Statistical coupling analysis

Last updated March 24, 2024

Statistical coupling analysis or SCA is a technique used in bioinformatics to measure covariation between pairs of amino acids in a protein multiple sequence alignment (MSA). More specifically, it quantifies how much the amino acid distribution at some position i changes upon a perturbation of the amino acid distribution at another position j. The resulting statistical coupling energy indicates the degree of evolutionary dependence between the residues, with higher coupling energy corresponding to increased dependence.^[1]

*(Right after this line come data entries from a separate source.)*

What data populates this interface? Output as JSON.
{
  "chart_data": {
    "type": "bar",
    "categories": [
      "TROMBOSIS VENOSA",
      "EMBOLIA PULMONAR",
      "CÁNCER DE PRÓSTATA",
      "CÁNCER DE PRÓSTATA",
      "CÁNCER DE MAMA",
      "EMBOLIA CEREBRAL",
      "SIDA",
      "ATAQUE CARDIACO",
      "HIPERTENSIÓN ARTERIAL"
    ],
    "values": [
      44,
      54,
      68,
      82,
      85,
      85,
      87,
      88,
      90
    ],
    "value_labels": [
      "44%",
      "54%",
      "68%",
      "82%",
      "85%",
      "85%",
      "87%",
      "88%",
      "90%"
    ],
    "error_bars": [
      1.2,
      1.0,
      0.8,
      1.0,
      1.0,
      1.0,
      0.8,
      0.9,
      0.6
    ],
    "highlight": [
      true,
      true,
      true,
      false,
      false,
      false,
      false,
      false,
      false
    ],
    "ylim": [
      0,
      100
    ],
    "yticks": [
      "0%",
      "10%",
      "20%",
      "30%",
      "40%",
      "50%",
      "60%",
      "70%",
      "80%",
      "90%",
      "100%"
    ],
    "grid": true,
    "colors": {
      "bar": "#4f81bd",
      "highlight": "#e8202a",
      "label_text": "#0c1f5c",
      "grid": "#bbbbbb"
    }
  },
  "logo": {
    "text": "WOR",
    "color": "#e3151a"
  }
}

Definition of statistical coupling energy

Statistical coupling energy measures how a perturbation of amino acid distribution at one site in an MSA affects the amino acid distribution at another site. For example, consider a multiple sequence alignment with sites (or columns) a through z, where each site has some distribution of amino acids. At position i, 60% of the sequences have a valine and the remaining 40% of sequences have a leucine, at position j the distribution is 40% isoleucine, 40% histidine and 20% methionine, k has an average distribution (the 20 amino acids are present at roughly the same frequencies seen in all proteins), and l has 80% histidine, 20% valine. Since positions i, j and l have an amino acid distribution different from the mean distribution observed in all proteins, they are said to have some degree of conservation.

In statistical coupling analysis, the conservation (ΔG^stat) at each site (i) is defined as: $\Delta G_{i}^{stat}={\sqrt {\sum _{x}(\ln P_{i}^{x})^{2}}}$ .^[2]

Here, P_i^x describes the probability of finding amino acid x at position i, and is defined by a function in binomial form ^{[ broken anchor ]} as follows:

P_{i}^{x}={\frac {N!}{n_{x}!(N-n_{x})!}}p_{x}^{n_{x}}(1-p_{x})^{N-n_{x}}

,

where N is 100, n_x is the percentage of sequences with residue x (e.g. methionine) at position i, and p_x corresponds to the approximate distribution of amino acid x in all positions among all sequenced proteins. The summation runs over all 20 amino acids. After ΔG_i^stat is computed, the conservation for position i in a subalignment produced after a perturbation of amino acid distribution at j (ΔG_{i | δj}^stat) is taken. Statistical coupling energy, denoted ΔΔG_{i, j}^stat, is simply the difference between these two values. That is:

\Delta \Delta G_{i,j}^{stat}=\Delta G_{i|\delta j}^{stat}-\Delta G_{i}^{stat}

, or, more commonly,

\Delta \Delta G_{i,j}^{stat}={\sqrt {\sum _{x}(\ln P_{i|\delta j}^{x}-\ln P_{i}^{x})^{2}}}

Statistical coupling energy is often systematically calculated between a fixed, perturbated position, and all other positions in an MSA. Continuing with the example MSA from the beginning of the section, consider a perturbation at position j where the amino distribution changes from 40% I, 40% H, 20% M to 100% I. If, in a subsequent subalignment, this changes the distribution at i from 60% V, 40% L to 90% V, 10% L, but does not change the distribution at position l, then there would be some amount of statistical coupling energy between i and j but none between l and j.

Applications

Ranganathan and Lockless originally developed SCA to examine thermodynamic (energetic) coupling of residue pairs in proteins.^[3] Using the PDZ domain family, they were able to identify a small network of residues that were energetically coupled to a binding site residue. The network consisted of both residues spatially close to the binding site in the tertiary fold, called contact pairs, and more distant residues that participate in longer-range energetic interactions. Later applications of SCA by the Ranganathan group on the GPCR, serine protease and hemoglobin families also showed energetic coupling in sparse networks of residues that cooperate in allosteric communication.^[4]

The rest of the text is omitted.